- Directed by: Günter Reisch
- Written by: Marianne Libera, Gerhard Weise
- Starring: Erich Franz
- Cinematography: Otto Merz
- Edited by: Hildegard Conrad
- Music by: Helmut Nier
- Distributed by: Progress Film
- Release date: 4 December 1959;
- Running time: 90 minutes
- Country: East Germany
- Language: German

= The Punch Bowl (1959 film) =

Maibowle (May Wine; English-language title: The Punch Bowl) is an East German musical comedy film, released in 1959. It was directed by Günter Reisch.

==Plot==
Wilhelm Lehmann is informed that he will receive the Order of the Banner of Labor on his sixty-fifth birthday, for being the best worker in the most successful chemical plant in the country. However, it is soon made clear that all his grown up children have other plans for the day, and none of them can arrive to honor their father and their mother Auguste. But, after a series of comical mistakes that lead to utter pandemonium, all the sons and daughters eventually appear to greet Wilhelm as he is awarded the Order. The whole family drinks the traditional May wine, as they have done in every year.

==Cast==
- Erich Franz as Wilhelm Lehmann
- Albert Hetterle as Gustav Lehmann
- Erika Dunkelmann as Marion Lehmann
- Christel Bodenstein as Suse Lehmann
- Friedel Nowack as Auguste Lehmann
- Heinz Draehn as Franz Lehmann
- Ekkehard Schall as Günther Lehmann
- Stefan Lisewski as Paul Lehmann
- Horst Kube as Albert Lehmann
- Ernst-Georg Schwill as Knispel
- Fritz Diez as State Secretary Frisch
- Karla Runkehl as Rosa

==Production==
The film was commissioned for the tenth anniversary of East Germany's independence, and the decision to begin the project was taken on the 5th Congress of the Socialist Unity Party, at July 1958. It was a musical comedy, one of the pictures which authors Mira and Antonín J. Liehm considered as an attempt by DEFA to balance the effects its heavily ideological works had on the public.
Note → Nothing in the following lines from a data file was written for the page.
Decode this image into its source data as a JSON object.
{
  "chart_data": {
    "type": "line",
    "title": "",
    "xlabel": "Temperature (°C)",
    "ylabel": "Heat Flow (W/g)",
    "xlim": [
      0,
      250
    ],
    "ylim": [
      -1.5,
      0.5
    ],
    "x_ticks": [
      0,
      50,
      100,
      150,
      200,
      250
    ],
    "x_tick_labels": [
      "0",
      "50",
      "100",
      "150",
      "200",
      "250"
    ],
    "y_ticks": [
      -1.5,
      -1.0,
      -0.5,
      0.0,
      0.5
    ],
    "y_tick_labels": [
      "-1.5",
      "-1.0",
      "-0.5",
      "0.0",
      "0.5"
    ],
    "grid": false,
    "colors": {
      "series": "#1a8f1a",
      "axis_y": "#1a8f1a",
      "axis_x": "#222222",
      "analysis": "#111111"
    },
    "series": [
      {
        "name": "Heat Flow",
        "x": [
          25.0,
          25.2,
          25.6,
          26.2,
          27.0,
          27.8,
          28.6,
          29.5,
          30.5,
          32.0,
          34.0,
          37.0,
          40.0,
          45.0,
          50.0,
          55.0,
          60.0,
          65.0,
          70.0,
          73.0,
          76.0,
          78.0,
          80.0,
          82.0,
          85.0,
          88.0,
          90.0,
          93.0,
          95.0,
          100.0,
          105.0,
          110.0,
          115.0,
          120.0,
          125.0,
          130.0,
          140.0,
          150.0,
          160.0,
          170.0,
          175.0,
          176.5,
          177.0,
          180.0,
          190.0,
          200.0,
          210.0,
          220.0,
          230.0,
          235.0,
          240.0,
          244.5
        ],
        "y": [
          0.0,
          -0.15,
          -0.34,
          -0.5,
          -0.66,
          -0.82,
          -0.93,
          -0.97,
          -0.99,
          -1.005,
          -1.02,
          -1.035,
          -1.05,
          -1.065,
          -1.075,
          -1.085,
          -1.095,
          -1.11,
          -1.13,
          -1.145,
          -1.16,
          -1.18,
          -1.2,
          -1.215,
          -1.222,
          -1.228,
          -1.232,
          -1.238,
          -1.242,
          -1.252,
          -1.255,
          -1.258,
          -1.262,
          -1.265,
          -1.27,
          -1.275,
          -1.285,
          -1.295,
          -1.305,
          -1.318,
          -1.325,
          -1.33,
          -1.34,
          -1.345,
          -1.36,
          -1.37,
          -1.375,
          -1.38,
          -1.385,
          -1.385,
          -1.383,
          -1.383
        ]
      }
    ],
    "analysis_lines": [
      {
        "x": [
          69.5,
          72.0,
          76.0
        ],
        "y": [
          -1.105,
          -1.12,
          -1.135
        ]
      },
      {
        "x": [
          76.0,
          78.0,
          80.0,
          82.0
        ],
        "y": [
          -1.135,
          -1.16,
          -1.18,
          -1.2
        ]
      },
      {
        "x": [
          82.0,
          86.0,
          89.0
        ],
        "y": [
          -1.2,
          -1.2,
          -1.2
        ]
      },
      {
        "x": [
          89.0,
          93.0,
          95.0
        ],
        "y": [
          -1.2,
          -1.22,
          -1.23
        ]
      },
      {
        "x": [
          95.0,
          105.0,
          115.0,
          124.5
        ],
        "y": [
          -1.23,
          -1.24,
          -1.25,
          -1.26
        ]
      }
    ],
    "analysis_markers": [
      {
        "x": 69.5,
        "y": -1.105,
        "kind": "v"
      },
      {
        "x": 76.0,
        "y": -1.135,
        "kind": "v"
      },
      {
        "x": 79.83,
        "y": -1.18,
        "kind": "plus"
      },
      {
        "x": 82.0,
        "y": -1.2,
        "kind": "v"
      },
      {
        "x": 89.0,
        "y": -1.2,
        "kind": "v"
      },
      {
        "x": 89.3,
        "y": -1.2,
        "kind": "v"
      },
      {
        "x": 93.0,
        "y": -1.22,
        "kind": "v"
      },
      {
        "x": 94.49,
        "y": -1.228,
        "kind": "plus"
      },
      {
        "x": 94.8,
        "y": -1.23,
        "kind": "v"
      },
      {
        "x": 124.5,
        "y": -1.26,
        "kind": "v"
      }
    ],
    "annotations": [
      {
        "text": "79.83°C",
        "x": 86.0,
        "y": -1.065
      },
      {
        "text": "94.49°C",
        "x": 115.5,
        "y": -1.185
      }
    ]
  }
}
Although it was light-hearted, director Günter Reisch emphasized the happiness experienced by the citizens in the socialist system and the importance of the chemical plants' development - one of them served as the setting for the plot. The director's decision was influenced by the response to his last film, the 1957 Trail in the Night, which was negatively received by the State Film Board due to a scene featuring rock-and-roll music.

==Reception==
Maibowle had its premiere in East Berlin's Cinema Babylon on 5 October 1959, and its commercial release followed in December 4. The film was well received, and attracted a "fairly large audience". West Germany's Catholic Film Service noted that the picture "had a weak script, but its momentum and cabaret scenes compensate for it." In the same time, the comical character of the eccentric politician Frisch was criticized by the East German Film Board. The Liehms considered it as one of "the two smoothest" among the "poorly crafted, simple minded" East German comedies of the late 1950s, along its 1960 sequel New Year's Eve Punch. Ralf Schenk wrote that the film was an attempt to create comedy combined with "slogans praising the Socialist society and the qualities of chemical ingredients."